Preguntada por las supuestas presiones que denunciaron algunos de los imputados, negó la mayor y aseguró que ni conoce a Amalia Calonge, la funcionaria de la universidad que supuestamente modificó dos notas de su expediente, ni llamó a nadie para que falsificara el acta que mostró para justificarse en la Asamblea. Esta postura contrasta con las palabras de la profesora Cecilia Rosado, quien sostuvo en su primera declaración que Maite Feito, asesora de la consejería de Educación, le llamó para elaborar ese documento: «O arregláis esto o Cristina os mata».

La declaración de Cifuentes, la más esperada de cuantas ha habido por este caso, es la última pieza en la primera fase de la instrucción, después de que hicieran lo propio el resto de implicados. Hace un mes desfilaron por el juzgado el director del Instituto de Derecho Público y responsable del máster, Enrique Álvarez Conde; la presidenta del tribunal calificador, Alicia López de los Mozos; la secretaria de este, Cecilia Rosado; la asesora Feito y otros docentes y alumnos del posgrado.

Caso de Pablo Casado

La Universidad Complutense de Madrid sostiene que no existe ninguna irregularidad en los estudios de Pablo Casado en uno de sus centros adscritos.
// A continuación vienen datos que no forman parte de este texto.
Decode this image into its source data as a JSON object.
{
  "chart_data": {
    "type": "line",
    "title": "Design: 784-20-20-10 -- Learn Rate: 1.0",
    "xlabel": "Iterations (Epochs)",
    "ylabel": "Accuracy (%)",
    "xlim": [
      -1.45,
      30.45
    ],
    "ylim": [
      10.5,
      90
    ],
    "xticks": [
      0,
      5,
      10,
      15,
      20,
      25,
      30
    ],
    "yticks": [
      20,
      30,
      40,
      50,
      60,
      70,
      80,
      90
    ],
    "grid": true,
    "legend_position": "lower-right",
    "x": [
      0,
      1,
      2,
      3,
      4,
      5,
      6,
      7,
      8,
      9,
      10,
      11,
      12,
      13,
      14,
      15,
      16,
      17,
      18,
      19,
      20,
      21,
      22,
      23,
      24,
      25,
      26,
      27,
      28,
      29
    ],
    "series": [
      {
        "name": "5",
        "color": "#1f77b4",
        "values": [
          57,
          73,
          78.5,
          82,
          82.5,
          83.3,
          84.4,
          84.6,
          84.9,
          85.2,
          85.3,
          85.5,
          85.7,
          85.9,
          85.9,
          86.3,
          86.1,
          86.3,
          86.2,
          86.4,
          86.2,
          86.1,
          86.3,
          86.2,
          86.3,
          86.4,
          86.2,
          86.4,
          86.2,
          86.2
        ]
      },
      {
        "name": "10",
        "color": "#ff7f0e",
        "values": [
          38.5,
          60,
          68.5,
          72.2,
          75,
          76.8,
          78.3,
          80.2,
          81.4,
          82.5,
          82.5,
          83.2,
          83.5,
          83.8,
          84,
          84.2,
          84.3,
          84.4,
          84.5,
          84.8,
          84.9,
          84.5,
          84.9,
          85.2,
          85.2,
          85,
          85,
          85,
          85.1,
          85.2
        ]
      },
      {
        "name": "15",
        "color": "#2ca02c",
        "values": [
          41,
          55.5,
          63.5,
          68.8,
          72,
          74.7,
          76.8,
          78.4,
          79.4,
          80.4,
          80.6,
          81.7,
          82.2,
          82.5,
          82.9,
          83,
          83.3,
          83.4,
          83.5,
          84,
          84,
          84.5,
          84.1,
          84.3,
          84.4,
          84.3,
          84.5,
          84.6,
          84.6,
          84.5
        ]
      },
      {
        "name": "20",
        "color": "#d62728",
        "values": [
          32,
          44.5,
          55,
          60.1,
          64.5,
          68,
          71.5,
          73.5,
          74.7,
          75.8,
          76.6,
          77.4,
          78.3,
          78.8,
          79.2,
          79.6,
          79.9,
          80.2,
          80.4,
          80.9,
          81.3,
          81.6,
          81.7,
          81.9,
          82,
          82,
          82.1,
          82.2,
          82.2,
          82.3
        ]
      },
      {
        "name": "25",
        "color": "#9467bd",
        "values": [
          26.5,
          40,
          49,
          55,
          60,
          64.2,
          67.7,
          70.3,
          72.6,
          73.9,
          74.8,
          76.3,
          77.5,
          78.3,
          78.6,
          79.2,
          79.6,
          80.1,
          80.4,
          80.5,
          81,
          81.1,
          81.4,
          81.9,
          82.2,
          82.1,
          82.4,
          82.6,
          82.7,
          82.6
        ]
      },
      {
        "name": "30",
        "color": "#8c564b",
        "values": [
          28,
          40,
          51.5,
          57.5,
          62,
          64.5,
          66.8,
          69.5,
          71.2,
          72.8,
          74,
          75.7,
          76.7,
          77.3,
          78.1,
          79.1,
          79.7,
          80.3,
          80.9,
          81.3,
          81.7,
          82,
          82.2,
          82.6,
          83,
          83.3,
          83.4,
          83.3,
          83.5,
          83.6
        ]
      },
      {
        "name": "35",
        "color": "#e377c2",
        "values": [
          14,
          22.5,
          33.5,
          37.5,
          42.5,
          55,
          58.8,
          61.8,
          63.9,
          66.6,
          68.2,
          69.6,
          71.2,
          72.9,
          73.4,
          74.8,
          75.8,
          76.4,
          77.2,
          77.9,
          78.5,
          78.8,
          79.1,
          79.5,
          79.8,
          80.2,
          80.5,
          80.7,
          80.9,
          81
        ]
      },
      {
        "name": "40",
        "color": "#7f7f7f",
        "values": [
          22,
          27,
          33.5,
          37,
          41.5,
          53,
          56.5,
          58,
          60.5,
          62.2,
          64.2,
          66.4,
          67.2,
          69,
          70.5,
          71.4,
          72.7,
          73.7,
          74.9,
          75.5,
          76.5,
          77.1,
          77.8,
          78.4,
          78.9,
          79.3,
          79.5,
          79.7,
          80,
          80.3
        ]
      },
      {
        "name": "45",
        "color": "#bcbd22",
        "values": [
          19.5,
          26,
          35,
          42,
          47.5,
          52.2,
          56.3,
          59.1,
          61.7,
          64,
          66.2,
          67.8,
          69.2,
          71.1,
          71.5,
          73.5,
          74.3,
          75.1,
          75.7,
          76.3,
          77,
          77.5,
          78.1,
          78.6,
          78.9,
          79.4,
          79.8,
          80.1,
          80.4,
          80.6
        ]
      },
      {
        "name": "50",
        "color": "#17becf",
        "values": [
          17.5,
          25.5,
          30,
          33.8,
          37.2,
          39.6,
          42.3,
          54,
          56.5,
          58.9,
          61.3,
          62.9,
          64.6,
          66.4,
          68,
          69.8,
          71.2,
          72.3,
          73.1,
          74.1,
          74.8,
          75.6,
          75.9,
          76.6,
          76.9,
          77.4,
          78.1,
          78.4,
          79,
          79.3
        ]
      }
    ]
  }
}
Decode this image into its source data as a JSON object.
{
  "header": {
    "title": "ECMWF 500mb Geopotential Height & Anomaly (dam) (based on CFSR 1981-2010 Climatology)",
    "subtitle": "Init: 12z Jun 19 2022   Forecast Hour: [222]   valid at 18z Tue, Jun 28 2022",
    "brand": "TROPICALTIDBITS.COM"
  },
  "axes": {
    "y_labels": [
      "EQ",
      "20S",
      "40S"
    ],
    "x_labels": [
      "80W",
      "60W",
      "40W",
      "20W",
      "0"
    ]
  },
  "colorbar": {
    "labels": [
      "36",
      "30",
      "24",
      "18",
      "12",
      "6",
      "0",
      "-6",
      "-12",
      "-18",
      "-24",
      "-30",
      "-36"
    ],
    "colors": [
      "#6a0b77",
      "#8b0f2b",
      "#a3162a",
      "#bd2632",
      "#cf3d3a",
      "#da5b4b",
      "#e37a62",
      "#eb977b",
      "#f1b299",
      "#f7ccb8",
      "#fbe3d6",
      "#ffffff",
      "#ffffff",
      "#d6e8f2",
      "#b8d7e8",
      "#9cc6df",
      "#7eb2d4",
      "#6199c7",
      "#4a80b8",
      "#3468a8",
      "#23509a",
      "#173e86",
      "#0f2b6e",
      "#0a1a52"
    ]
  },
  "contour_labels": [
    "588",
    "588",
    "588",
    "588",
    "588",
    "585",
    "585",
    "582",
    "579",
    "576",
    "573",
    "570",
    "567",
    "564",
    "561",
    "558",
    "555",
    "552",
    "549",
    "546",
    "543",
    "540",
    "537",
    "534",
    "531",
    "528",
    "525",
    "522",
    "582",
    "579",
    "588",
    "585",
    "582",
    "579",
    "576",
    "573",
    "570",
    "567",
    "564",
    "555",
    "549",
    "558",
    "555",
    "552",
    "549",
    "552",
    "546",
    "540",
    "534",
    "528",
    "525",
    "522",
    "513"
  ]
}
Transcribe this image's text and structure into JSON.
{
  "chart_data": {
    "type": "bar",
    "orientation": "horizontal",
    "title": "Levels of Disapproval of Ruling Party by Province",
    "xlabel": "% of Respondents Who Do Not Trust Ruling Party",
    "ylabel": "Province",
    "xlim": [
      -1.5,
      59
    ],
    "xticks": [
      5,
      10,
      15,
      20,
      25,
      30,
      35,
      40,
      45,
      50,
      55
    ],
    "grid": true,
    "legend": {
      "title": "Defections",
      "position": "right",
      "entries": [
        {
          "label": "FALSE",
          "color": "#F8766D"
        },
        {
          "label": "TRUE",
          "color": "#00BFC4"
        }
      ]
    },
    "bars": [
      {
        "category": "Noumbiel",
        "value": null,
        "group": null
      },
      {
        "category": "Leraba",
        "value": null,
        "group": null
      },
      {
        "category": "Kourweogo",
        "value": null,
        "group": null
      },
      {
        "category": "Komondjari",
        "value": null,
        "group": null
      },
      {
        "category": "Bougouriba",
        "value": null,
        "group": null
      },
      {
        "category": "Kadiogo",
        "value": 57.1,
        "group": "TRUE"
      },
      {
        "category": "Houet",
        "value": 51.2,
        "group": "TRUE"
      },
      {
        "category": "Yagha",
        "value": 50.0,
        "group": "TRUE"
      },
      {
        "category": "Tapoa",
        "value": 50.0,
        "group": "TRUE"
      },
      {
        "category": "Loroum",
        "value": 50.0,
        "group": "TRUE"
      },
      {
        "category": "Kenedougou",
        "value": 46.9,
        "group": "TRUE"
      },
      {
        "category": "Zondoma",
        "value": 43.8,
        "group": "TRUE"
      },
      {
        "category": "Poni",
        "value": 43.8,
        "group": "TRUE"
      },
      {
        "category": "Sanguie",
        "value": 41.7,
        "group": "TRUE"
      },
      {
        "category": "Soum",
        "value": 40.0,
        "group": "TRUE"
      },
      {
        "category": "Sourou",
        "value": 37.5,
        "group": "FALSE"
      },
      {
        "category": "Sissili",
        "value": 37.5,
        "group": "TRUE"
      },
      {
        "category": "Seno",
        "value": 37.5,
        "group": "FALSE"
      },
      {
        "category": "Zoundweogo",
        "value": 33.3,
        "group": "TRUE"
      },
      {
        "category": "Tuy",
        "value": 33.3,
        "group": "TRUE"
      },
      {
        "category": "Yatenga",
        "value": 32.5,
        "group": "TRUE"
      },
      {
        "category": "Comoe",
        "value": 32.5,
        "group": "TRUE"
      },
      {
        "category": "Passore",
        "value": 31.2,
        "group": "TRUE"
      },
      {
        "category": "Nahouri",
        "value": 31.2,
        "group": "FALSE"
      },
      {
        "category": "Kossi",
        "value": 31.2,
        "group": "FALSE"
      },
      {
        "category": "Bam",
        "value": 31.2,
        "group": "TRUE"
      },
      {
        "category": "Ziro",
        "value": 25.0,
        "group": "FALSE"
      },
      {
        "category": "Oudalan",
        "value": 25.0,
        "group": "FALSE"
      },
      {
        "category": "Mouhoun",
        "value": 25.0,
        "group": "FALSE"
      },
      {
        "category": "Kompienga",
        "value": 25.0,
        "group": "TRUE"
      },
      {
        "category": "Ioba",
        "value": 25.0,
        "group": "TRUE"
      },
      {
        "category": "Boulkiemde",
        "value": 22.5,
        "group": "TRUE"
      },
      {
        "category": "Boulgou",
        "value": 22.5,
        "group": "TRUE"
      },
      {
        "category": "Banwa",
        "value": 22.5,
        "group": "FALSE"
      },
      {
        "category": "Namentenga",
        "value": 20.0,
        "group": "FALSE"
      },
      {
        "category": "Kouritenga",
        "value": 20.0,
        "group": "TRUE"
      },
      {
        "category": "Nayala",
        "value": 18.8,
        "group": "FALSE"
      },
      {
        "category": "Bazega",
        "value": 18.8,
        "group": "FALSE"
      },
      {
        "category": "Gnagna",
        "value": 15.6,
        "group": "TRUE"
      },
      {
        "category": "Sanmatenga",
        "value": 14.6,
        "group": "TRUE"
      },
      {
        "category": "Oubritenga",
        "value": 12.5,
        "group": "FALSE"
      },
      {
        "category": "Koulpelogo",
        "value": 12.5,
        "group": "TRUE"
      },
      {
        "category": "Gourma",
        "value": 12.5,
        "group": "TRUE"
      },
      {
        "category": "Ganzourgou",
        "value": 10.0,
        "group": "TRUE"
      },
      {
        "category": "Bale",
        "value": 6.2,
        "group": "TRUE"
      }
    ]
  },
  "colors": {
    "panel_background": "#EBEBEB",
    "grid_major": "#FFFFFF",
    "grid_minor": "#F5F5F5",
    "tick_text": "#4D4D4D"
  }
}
Según indica eldiario.es, no hay ninguna anomalía en la carrera de Derecho del nuevo presidente del PP en el Centro Cardenal Cisneros, aunque este informe no tiene nada que ver con el presunto trato de favor que sí recibió de la URJC en el máster de Derecho Autonómico que también hizo Cristina Cifuentes.

La expresidenta regional, precisamente, dijo durante su declaración que no sabía que Casado estuviera cursando un posgrado idéntico al suyo. El director de este instituto, Enrique Álvarez Conde, deberá volver a presentarse en el juzgado el próximo 2 de agosto por la pieza de la instrucción referente al líder popular.